A survey of participants in China’s carbon markets flagged that prices in a national emissions trading scheme (ETS) to be launched in 2017 are expected to steadily rise from about 40 yuan/t CO2 equivalent (€5.63/t CO2e; $6.27/t CO2e) emitted at the start, to about Yn70/t CO2e in 2025.

A survey of participants in China’s carbon markets flagged that prices in a national emissions trading scheme (ETS) to be launched in 2017 are expected to steadily rise from about 40 yuan/t CO2 equivalent (€5.63/t CO2e; $6.27/t CO2e) emitted at the start, to about Yn70/t CO2e in 2025.

A slow ramp-up in prices will give participants time to become accustomed to accounting for the cost imposed by the scheme and to find ways to improve their energy efficiency — a start-up model also used by the EU ETS when it launched in 2005.
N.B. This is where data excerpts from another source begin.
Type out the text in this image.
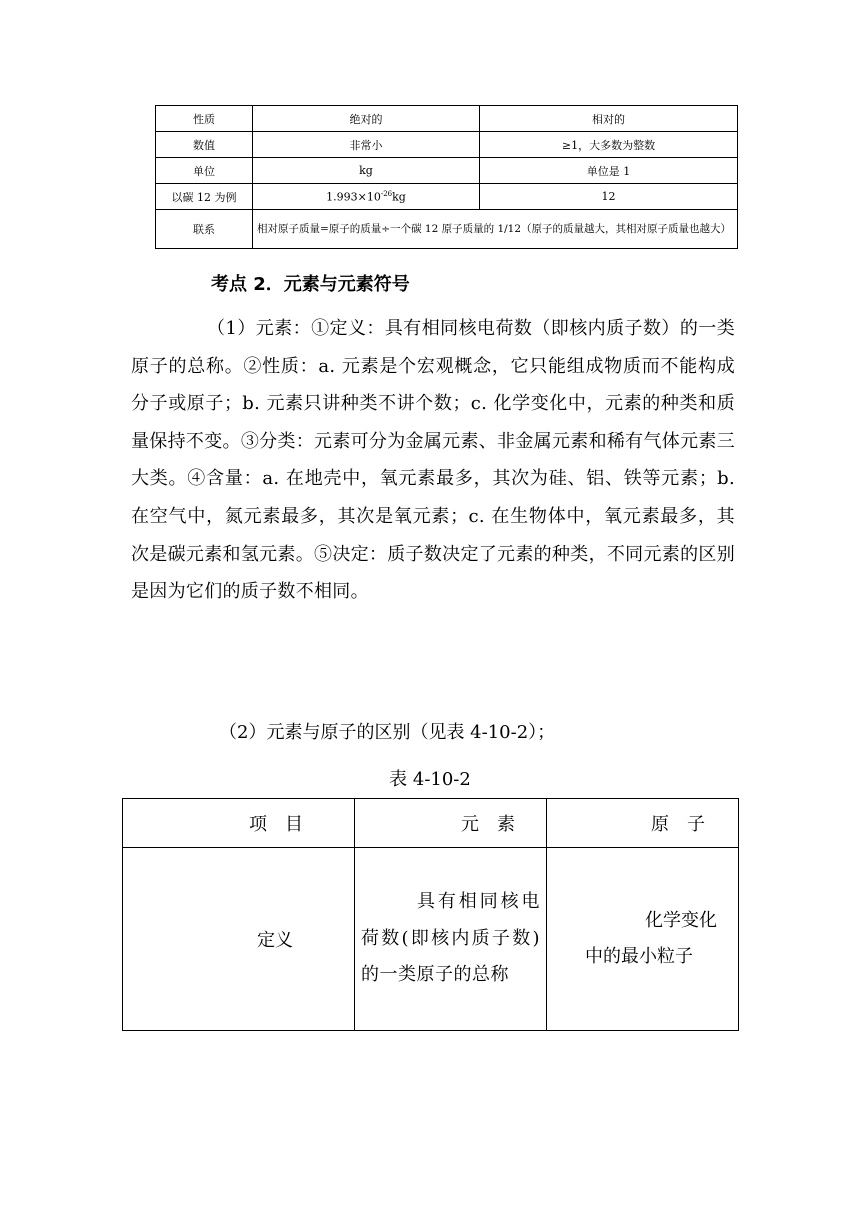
性质	绝对的	相对的
数值	非常小	≥1，大多数为整数
单位	kg	单位是 1
以碳 12 为例	$1.993\times 10^{-26}kg$	12
联系	相对原子质量=原子的质量÷一个碳 12 原子质量的 1/12（原子的质量越大，其相对原子质量也越大）	
考点 2．元素与元素符号
（1）元素：①定义：具有相同核电荷数（即核内质子数）的一类原子的总称。②性质：a. 元素是个宏观概念，它只能组成物质而不能构成分子或原子；b. 元素只讲种类不讲个数；c. 化学变化中，元素的种类和质量保持不变。③分类：元素可分为金属元素、非金属元素和稀有气体元素三大类。④含量：a. 在地壳中，氧元素最多，其次为硅、铝、铁等元素；b. 在空气中，氮元素最多，其次是氧元素；c. 在生物体中，氧元素最多，其次是碳元素和氢元素。⑤决定：质子数决定了元素的种类，不同元素的区别是因为它们的质子数不相同。
（2）元素与原子的区别（见表 4-10-2）；
表 4-10-2
项　目	元　素	原　子
定义	具有相同核电荷数(即核内质子数)的一类原子的总称	化学变化中的最小粒子
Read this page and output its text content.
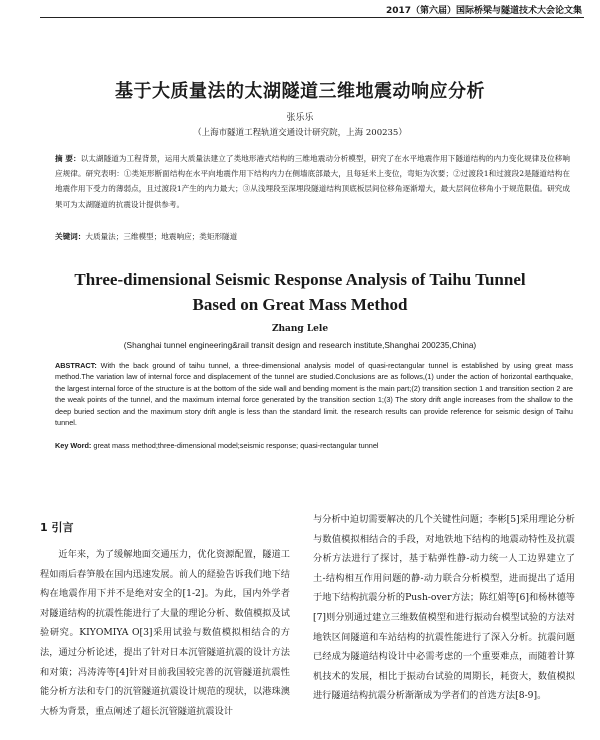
2017（第六届）国际桥梁与隧道技术大会论文集
基于大质量法的太湖隧道三维地震动响应分析
张乐乐
（上海市隧道工程轨道交通设计研究院，上海 200235）
摘 要：以太湖隧道为工程背景，运用大质量法建立了类地形港式结构的三维地震动分析模型，研究了在水平地震作用下隧道结构的内力变化规律及位移响应规律。研究表明：①类矩形断面结构在水平向地震作用下结构内力在侧墙底部最大，且每延米上变位，弯矩为次要；②过渡段1和过渡段2是隧道结构在地震作用下受力的薄弱点，且过渡段1产生的内力最大；③从浅埋段至深埋段隧道结构顶底板层间位移角逐渐增大，最大层间位移角小于规范限值。研究成果可为太湖隧道的抗震设计提供参考。
关键词：大质量法；三维模型；地震响应；类矩形隧道
Three-dimensional Seismic Response Analysis of Taihu Tunnel
Based on Great Mass Method
Zhang Lele
(Shanghai tunnel engineering&rail transit design and research institute,Shanghai 200235,China)
ABSTRACT: With the back ground of taihu tunnel, a three-dimensional analysis model of quasi-rectangular tunnel is established by using great mass method.The variation law of internal force and displacement of the tunnel are studied.Conclusions are as follows,(1) under the action of horizontal earthquake, the largest internal force of the structure is at the bottom of the side wall and bending moment is the main part;(2) transition section 1 and transition section 2 are the weak points of the tunnel, and the maximum internal force generated by the transition section 1;(3) The story drift angle increases from the shallow to the deep buried section and the maximum story drift angle is less than the standard limit. the research results can provide reference for seismic design of Taihu tunnel.
Key Word: great mass method;three-dimensional model;seismic response; quasi-rectangular tunnel
1 引言
近年来，为了缓解地面交通压力，优化资源配置，隧道工程如雨后春笋般在国内迅速发展。前人的経验告诉我们地下结构在地震作用下并不是绝对安全的[1-2]。为此，国内外学者对隧道结构的抗震性能进行了大量的理论分析、数值模拟及试验研究。KIYOMIYA O[3]采用试验与数值模拟相结合的方法，通过分析论述，提出了针对日本沉管隧道抗震的设计方法和对策；冯涛涛等[4]针对目前我国较完善的沉管隧道抗震性能分析方法和专门的沉管隧道抗震设计规范的现状，以港珠澳大桥为背景，重点阐述了超长沉管隧道抗震设计
与分析中迫切需要解决的几个关键性问题；李彬[5]采用理论分析与数值模拟相结合的手段，对地铁地下结构的地震动特性及抗震分析方法进行了探讨，基于粘弹性静-动力统一人工边界建立了土-结构相互作用问题的静-动力联合分析模型，进而提出了适用于地下结构抗震分析的Push-over方法；陈红娟等[6]和杨林德等[7]则分别通过建立三维数值模型和进行振动台模型试验的方法对地铁区间隧道和车站结构的抗震性能进行了深入分析。抗震问题已经成为隧道结构设计中必需考虑的一个重要难点，而随着计算机技术的发展，相比于振动台试验的周期长，耗资大，数值模拟进行隧道结构抗震分析渐渐成为学者们的首选方法[8-9]。
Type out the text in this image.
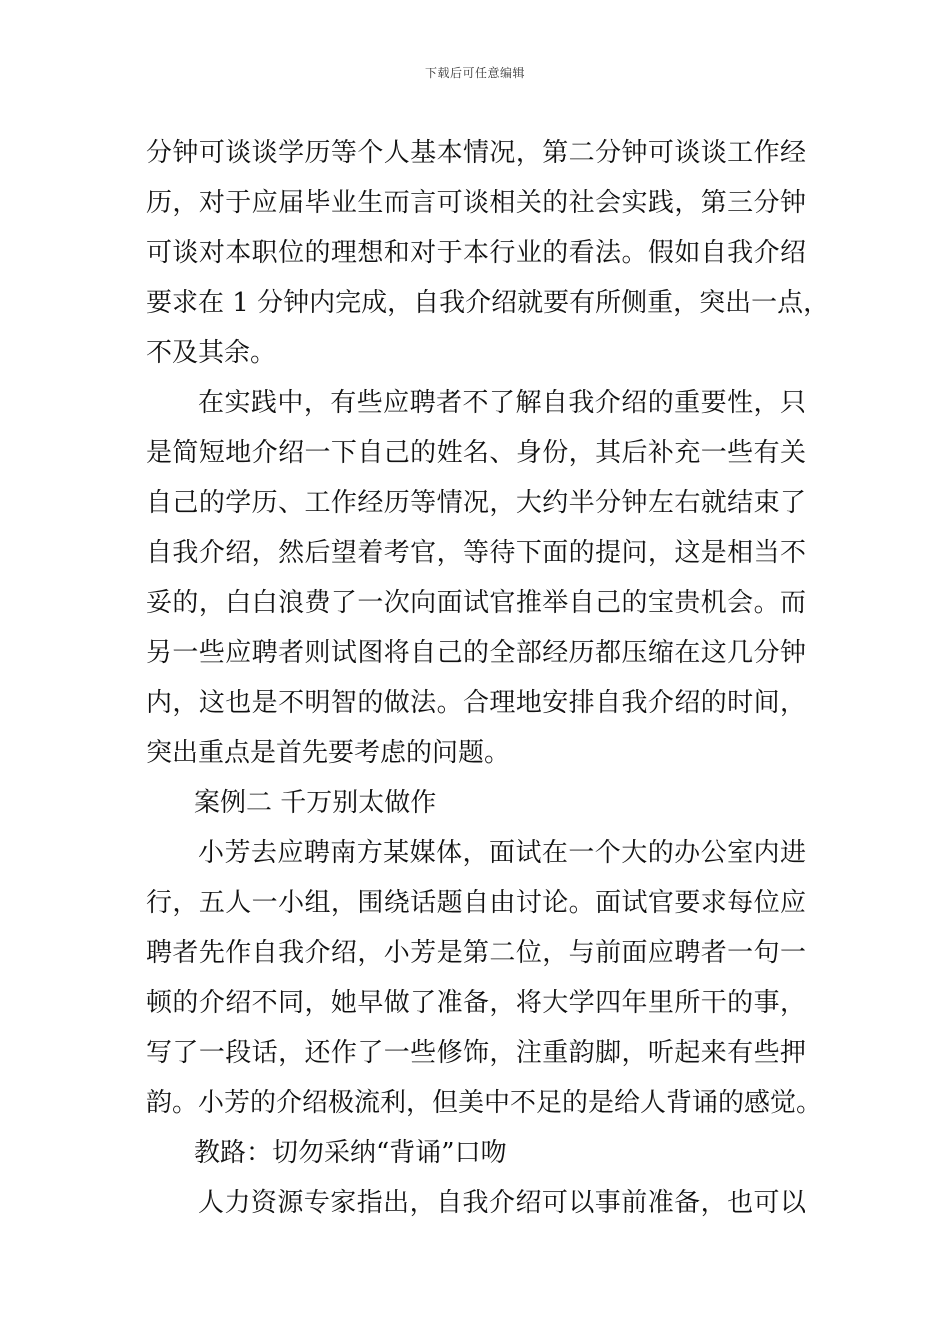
下载后可任意编辑
分钟可谈谈学历等个人基本情况，第二分钟可谈谈工作经
历，对于应届毕业生而言可谈相关的社会实践，第三分钟
可谈对本职位的理想和对于本行业的看法。假如自我介绍
要求在 1 分钟内完成，自我介绍就要有所侧重，突出一点，
不及其余。
在实践中，有些应聘者不了解自我介绍的重要性，只
是简短地介绍一下自己的姓名、身份，其后补充一些有关
自己的学历、工作经历等情况，大约半分钟左右就结束了
自我介绍，然后望着考官，等待下面的提问，这是相当不
妥的，白白浪费了一次向面试官推举自己的宝贵机会。而
另一些应聘者则试图将自己的全部经历都压缩在这几分钟
内，这也是不明智的做法。合理地安排自我介绍的时间，
突出重点是首先要考虑的问题。
案例二 千万别太做作
小芳去应聘南方某媒体，面试在一个大的办公室内进
行，五人一小组，围绕话题自由讨论。面试官要求每位应
聘者先作自我介绍，小芳是第二位，与前面应聘者一句一
顿的介绍不同，她早做了准备，将大学四年里所干的事，
写了一段话，还作了一些修饰，注重韵脚，听起来有些押
韵。小芳的介绍极流利，但美中不足的是给人背诵的感觉。
教路：切勿采纳“背诵”口吻
人力资源专家指出，自我介绍可以事前准备，也可以
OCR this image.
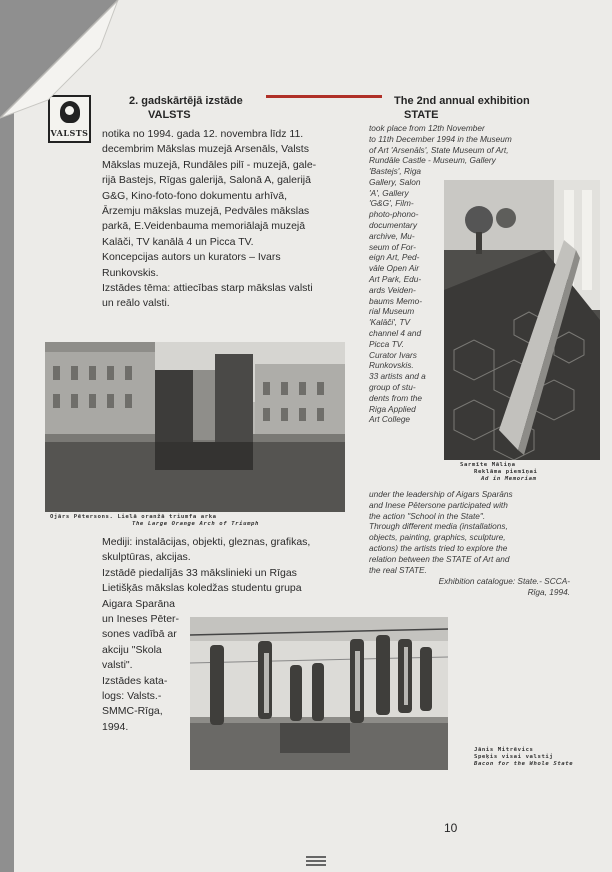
VALSTS
2. gadskārtējā izstāde
VALSTS
The 2nd annual exhibition
STATE
notika no 1994. gada 12. novembra līdz 11.
decembrim Mākslas muzejā Arsenāls, Valsts
Mākslas muzejā, Rundāles pilī - muzejā, gale-
rijā Bastejs, Rīgas galerijā, Salonā A, galerijā
G&G, Kino-foto-fono dokumentu arhīvā,
Ārzemju mākslas muzejā, Pedvāles mākslas
parkā, E.Veidenbauma memoriālajā muzejā
Kalāči, TV kanālā 4 un Picca TV.
Koncepcijas autors un kurators – Ivars
Runkovskis.
Izstādes tēma: attiecības starp mākslas valsti
un reālo valsti.
took place from 12th November
to 11th December 1994 in the Museum
of Art 'Arsenāls', State Museum of Art,
Rundāle Castle - Museum, Gallery
'Bastejs', Riga
Gallery, Salon
'A', Gallery
'G&G', Film-
photo-phono-
documentary
archive, Mu-
seum of For-
eign Art, Ped-
vāle Open Air
Art Park, Edu-
ards Veiden-
baums Memo-
rial Museum
'Kalāči', TV
channel 4 and
Picca TV.
Curator Ivars
Runkovskis.
33 artists and a
group of stu-
dents from the
Riga Applied
Art College
under the leadership of Aigars Sparāns
and Inese Pētersone participated with
the action "School in the State".
Through different media (installations,
objects, painting, graphics, sculpture,
actions) the artists tried to explore the
relation between the STATE of Art and
the real STATE.
Exhibition catalogue: State.- SCCA-
Rīga, 1994.
Ojārs Pētersons. Lielā oranžā triumfa arka
The Large Orange Arch of Triumph
Sarmīte Māliņa
Reklāma piemīņai
Ad in Memoriam
Mediji: instalācijas, objekti, gleznas, grafikas,
skulptūras, akcijas.
Izstādē piedalījās 33 mākslinieki un Rīgas
Lietišķās mākslas koledžas studentu grupa
Aigara Sparāna
un Ineses Pēter-
sones vadībā ar
akciju "Skola
valsti".
Izstādes kata-
logs: Valsts.-
SMMC-Rīga,
1994.
Jānis Mitrēvics
Speķis visai valstij
Bacon for the Whole State
10
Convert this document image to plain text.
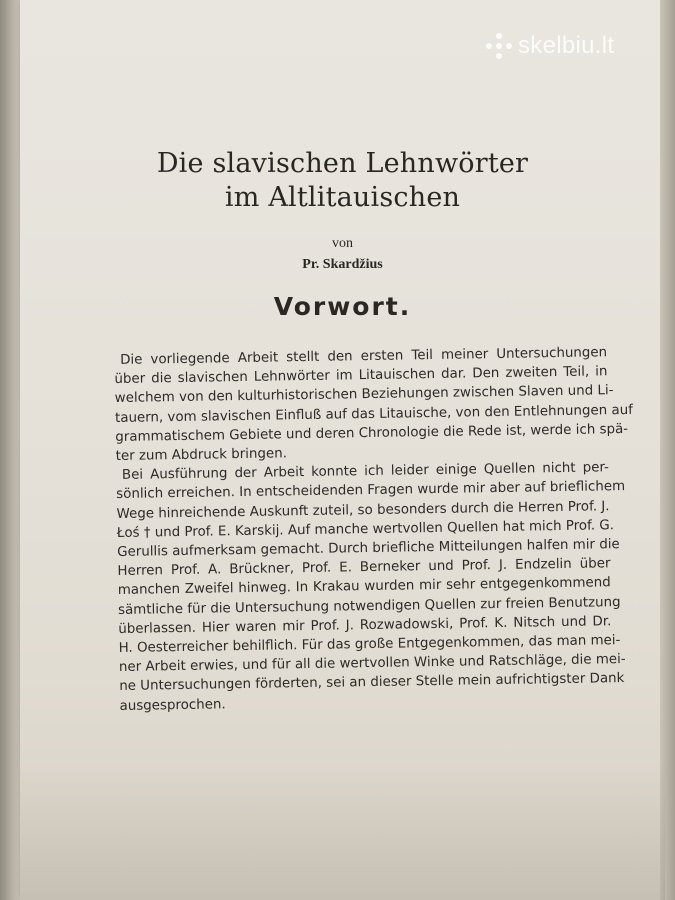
skelbiu.lt
Die slavischen Lehnwörter
im Altlitauischen
von
Pr. Skardžius
Vorwort.
Die vorliegende Arbeit stellt den ersten Teil meiner Untersuchungen
über die slavischen Lehnwörter im Litauischen dar. Den zweiten Teil, in
welchem von den kulturhistorischen Beziehungen zwischen Slaven und Li-
tauern, vom slavischen Einfluß auf das Litauische, von den Entlehnungen auf
grammatischem Gebiete und deren Chronologie die Rede ist, werde ich spä-
ter zum Abdruck bringen.
Bei Ausführung der Arbeit konnte ich leider einige Quellen nicht per-
sönlich erreichen. In entscheidenden Fragen wurde mir aber auf brieflichem
Wege hinreichende Auskunft zuteil, so besonders durch die Herren Prof. J.
Łoś † und Prof. E. Karskij. Auf manche wertvollen Quellen hat mich Prof. G.
Gerullis aufmerksam gemacht. Durch briefliche Mitteilungen halfen mir die
Herren Prof. A. Brückner, Prof. E. Berneker und Prof. J. Endzelin über
manchen Zweifel hinweg. In Krakau wurden mir sehr entgegenkommend
sämtliche für die Untersuchung notwendigen Quellen zur freien Benutzung
überlassen. Hier waren mir Prof. J. Rozwadowski, Prof. K. Nitsch und Dr.
H. Oesterreicher behilflich. Für das große Entgegenkommen, das man mei-
ner Arbeit erwies, und für all die wertvollen Winke und Ratschläge, die mei-
ne Untersuchungen förderten, sei an dieser Stelle mein aufrichtigster Dank
ausgesprochen.
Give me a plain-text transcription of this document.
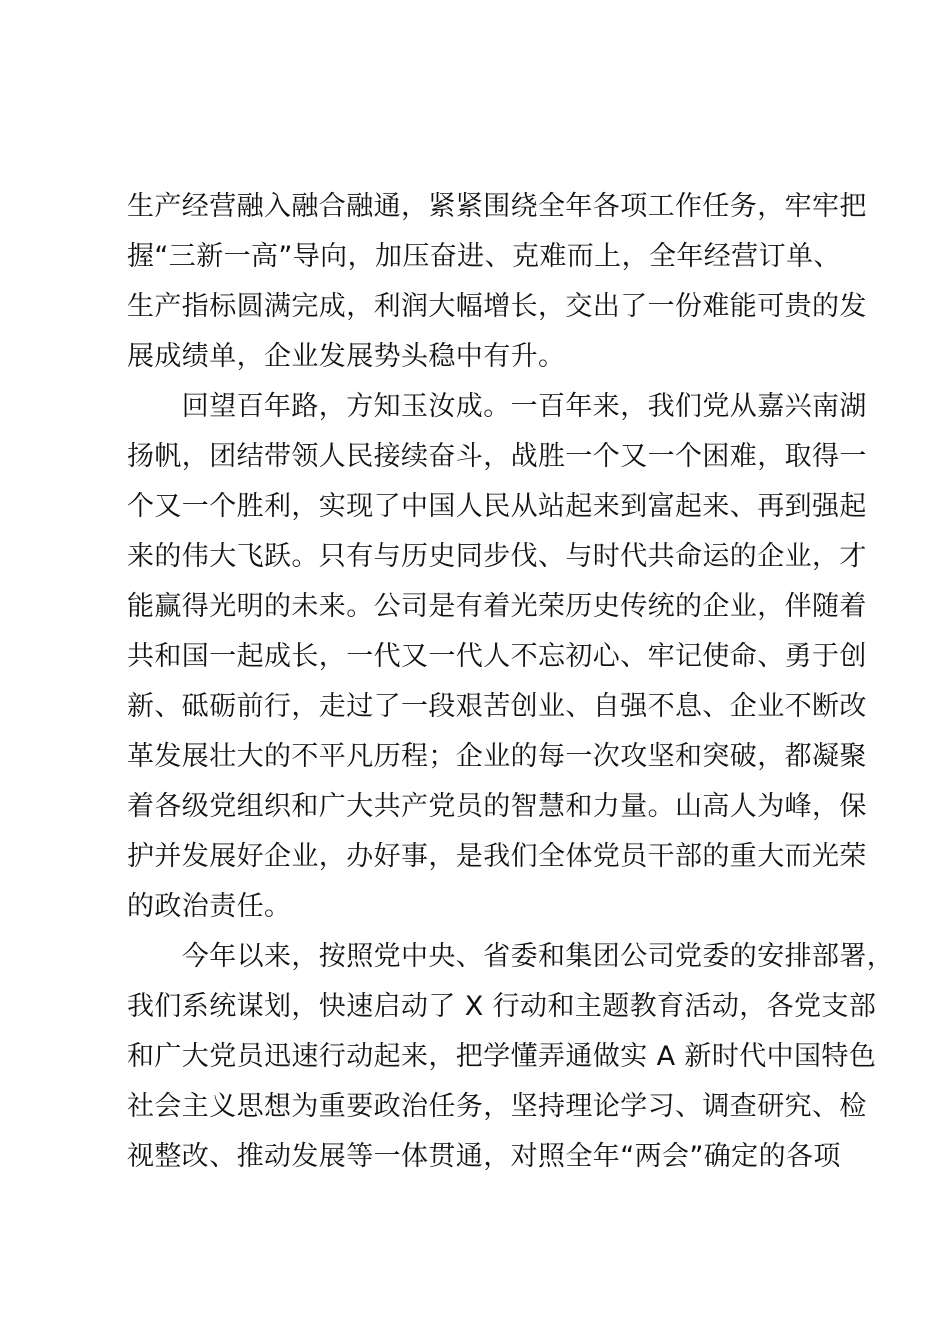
生产经营融入融合融通，紧紧围绕全年各项工作任务，牢牢把
握“三新一高”导向，加压奋进、克难而上，全年经营订单、
生产指标圆满完成，利润大幅增长，交出了一份难能可贵的发
展成绩单，企业发展势头稳中有升。
　　回望百年路，方知玉汝成。一百年来，我们党从嘉兴南湖
扬帆，团结带领人民接续奋斗，战胜一个又一个困难，取得一
个又一个胜利，实现了中国人民从站起来到富起来、再到强起
来的伟大飞跃。只有与历史同步伐、与时代共命运的企业，才
能赢得光明的未来。公司是有着光荣历史传统的企业，伴随着
共和国一起成长，一代又一代人不忘初心、牢记使命、勇于创
新、砥砺前行，走过了一段艰苦创业、自强不息、企业不断改
革发展壮大的不平凡历程；企业的每一次攻坚和突破，都凝聚
着各级党组织和广大共产党员的智慧和力量。山高人为峰，保
护并发展好企业，办好事，是我们全体党员干部的重大而光荣
的政治责任。
　　今年以来，按照党中央、省委和集团公司党委的安排部署，
我们系统谋划，快速启动了 X 行动和主题教育活动，各党支部
和广大党员迅速行动起来，把学懂弄通做实 A 新时代中国特色
社会主义思想为重要政治任务，坚持理论学习、调查研究、检
视整改、推动发展等一体贯通，对照全年“两会”确定的各项
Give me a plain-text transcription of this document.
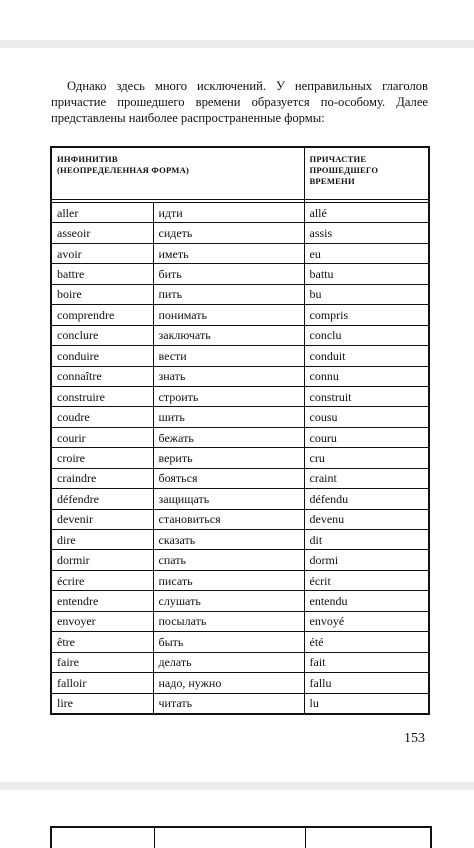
Однако здесь много исключений. У неправильных глаголов причастие прошедшего времени образуется по-особому. Далее представлены наиболее распространенные формы:

ИНФИНИТИВ
(НЕОПРЕДЕЛЕННАЯ ФОРМА)		ПРИЧАСТИЕ
ПРОШЕДШЕГО
ВРЕМЕНИ

aller	идти	allé
asseoir	сидеть	assis
avoir	иметь	eu
battre	бить	battu
boire	пить	bu
comprendre	понимать	compris
conclure	заключать	conclu
conduire	вести	conduit
connaître	знать	connu
construire	строить	construit
coudre	шить	cousu
courir	бежать	couru
croire	верить	cru
craindre	бояться	craint
défendre	защищать	défendu
devenir	становиться	devenu
dire	сказать	dit
dormir	спать	dormi
écrire	писать	écrit
entendre	слушать	entendu
envoyer	посылать	envoyé
être	быть	été
faire	делать	fait
falloir	надо, нужно	fallu
lire	читать	lu
153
But prices in the scheme are difficult to predict and will depend on a number of factors, with the three main ones being the overall level at which any cap is set; the number of free permits; and the continuing strength of the economy. Unexpected developments in all three of these areas caused prices in the EU ETS to fall from €17/t CO2e in March 2011 to under €5/t CO2e just two years later, a situation that the Chinese have experienced to a lesser extent in some of their pilot schemes and are keen to avoid in a nascent national scheme.

The national scheme is in the planning phase and much uncertainty remains. Officials from main economic planning agency the NDRC have been touring the seven regional pilot schemes to gather feedback on teething problems over the past two years of operation. The schemes have largely seen healthy levels of compliance, and the Beijing and Shanghai schemes are the two most likely to form the basis of a national ETS.

Those involved with the pilot schemes say that much depends on the outcome of global climate talks in Paris in December. If China’s leadership judges that a strong deal has been agreed in Paris, then an ETS with an ambitious cap will be prioritised as policy.

EU ETS officials hope that if this proves to be the case then a linkage between the Chinese and EU schemes could be achieved as early as 2020. The two schemes — covering two of the largest areas of economic activity in the world — would then likely become the basis for a global carbon price as other domestic schemes are linked up over time.

The relative homogeneity in price levels between the Chinese and EU schemes — the EU allowance price closed at €8.23/t CO2e on 8 September — will be a major factor in facilitating potential future linkage between the two. But other barriers remain.

It is not yet clear whether China’s scheme will have a hard cap as the EU ETS does — a key factor if the strength of the EU ETS is not to be diluted. And the recently passed market stability reserve also makes linking more complicated by, in effect, adjusting the size of the EU ETS cap. Furthermore questions of governance would need to be decided, in particular whether the European Commission or the NDRC would have final say over any legal adjustments to either scheme.